Tuesday 31 August 2010

My Little Ramazan - Day Twenty

Mon 30th August 2010

Okay, so maybe that extra helping of dinner and supper was not justified last night. I seem to have forgotten the basic rule which Mustafa explained to me on Day One of Ramazan: Do not eat massive amounts of food all in one go simply because the sun has dipped down. Yes, you may feel you deserve it, yes you may be chomping at the bit for that sensation of taste to tickle your tongue once more, but your digestive system will simply not handle it. Plus, you’re missing the point of fasting.

So this morning I was dealing with the consequences. All my tummy parts were playing catch-up to cope with the outrageous amount of food I’d consumed and my head was thumping. Properly banging. I sat in the car in a sickly daze, waiting for Mustafa to finish some business at the kebab shop so we could go shopping. We were going to buy a few presents for Baran to give him at Bayram, the festival at the end of Ramazan. I had a list and everything.

But as I sat there, the sun slicing sharply across the windscreen, I spotted a big, fat hairy cat.
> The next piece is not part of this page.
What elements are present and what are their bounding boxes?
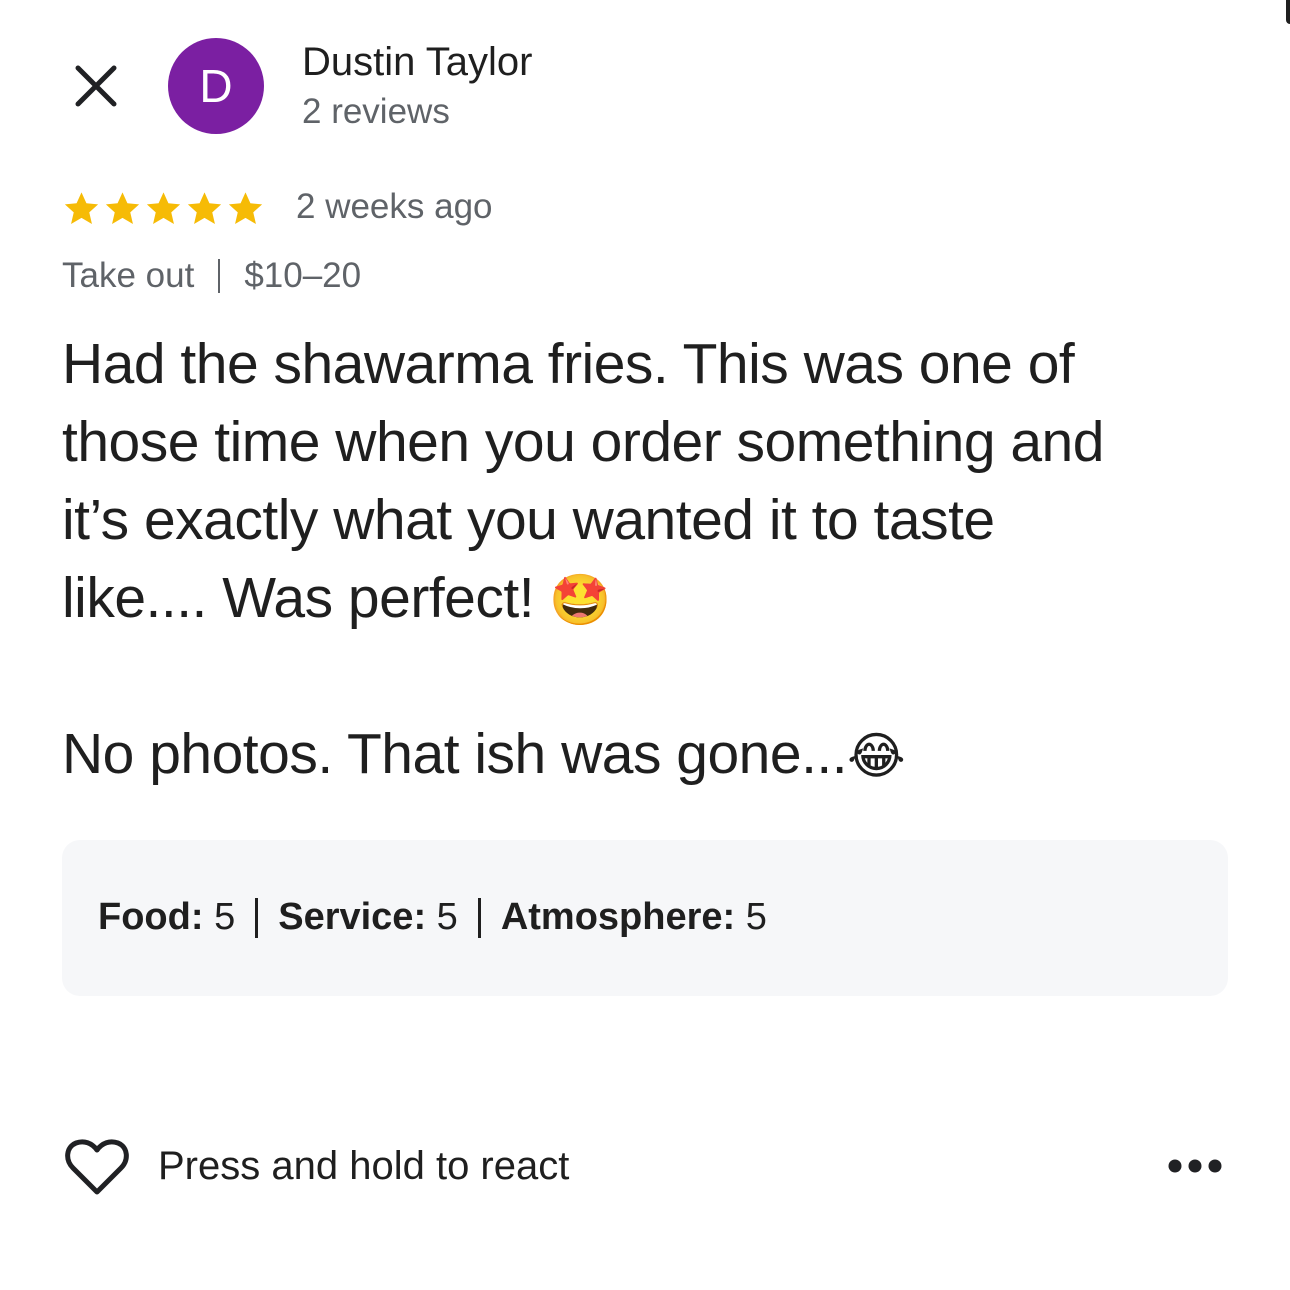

I spotted it because it was crouching in the middle of the road and numerous cars had to keep slowing and dodging round it. What the heck was he doing? He had his head dropped close to the ground and his behind curved proudly in the air and he was looking, no staring, across the road. I followed his line of vision and saw the object of his desire. A seagull.

Now anyone who lives in or has even just been a visitor of Nairn, will know that the seagulls are not mere slips of a bird. They are monsters. The residents positively fear them. They are (and I am an animal lover remember) nasty, scratchy, swooping, grabbing, snatching, pooing, delinquent creatures who should have clocked up a million and one ASBOs by now. And this seagull, strutting along the wall in full view of our furry feline friend was certainly no exception.

And as I watched this stand-off, this sultry confrontation, it suddenly struck me that I am the cat. I am the cat! I spend all day every day crouching along the ground, my eyes on the prize, my behind in the air, getting ready to pounce and working out how and when to catch my food. What I am too stupid (I like to think I’m not fat and hairy as well) to see, is that this prize, this taunting feast, is way too big for me. If I am lucky enough to even get close to it, it will squawk, peck, flap and claw at me to within an inch of my life. It will end me. And flounce away as if nothing ever happened.

I’d like to tell you the cat and the seagull story ended well but, as I pulled away in the car, the cat was slinking along the edge of the wall and the last thing I saw in the wing mirror was a rapid flurry of fur and feathers. And Mustafa’s comment, “Stupid cat. He does this every day. He never remember seagull always win”, further reinforced my theory that I am the cat. This is day twenty, after all, and I still haven’t learned.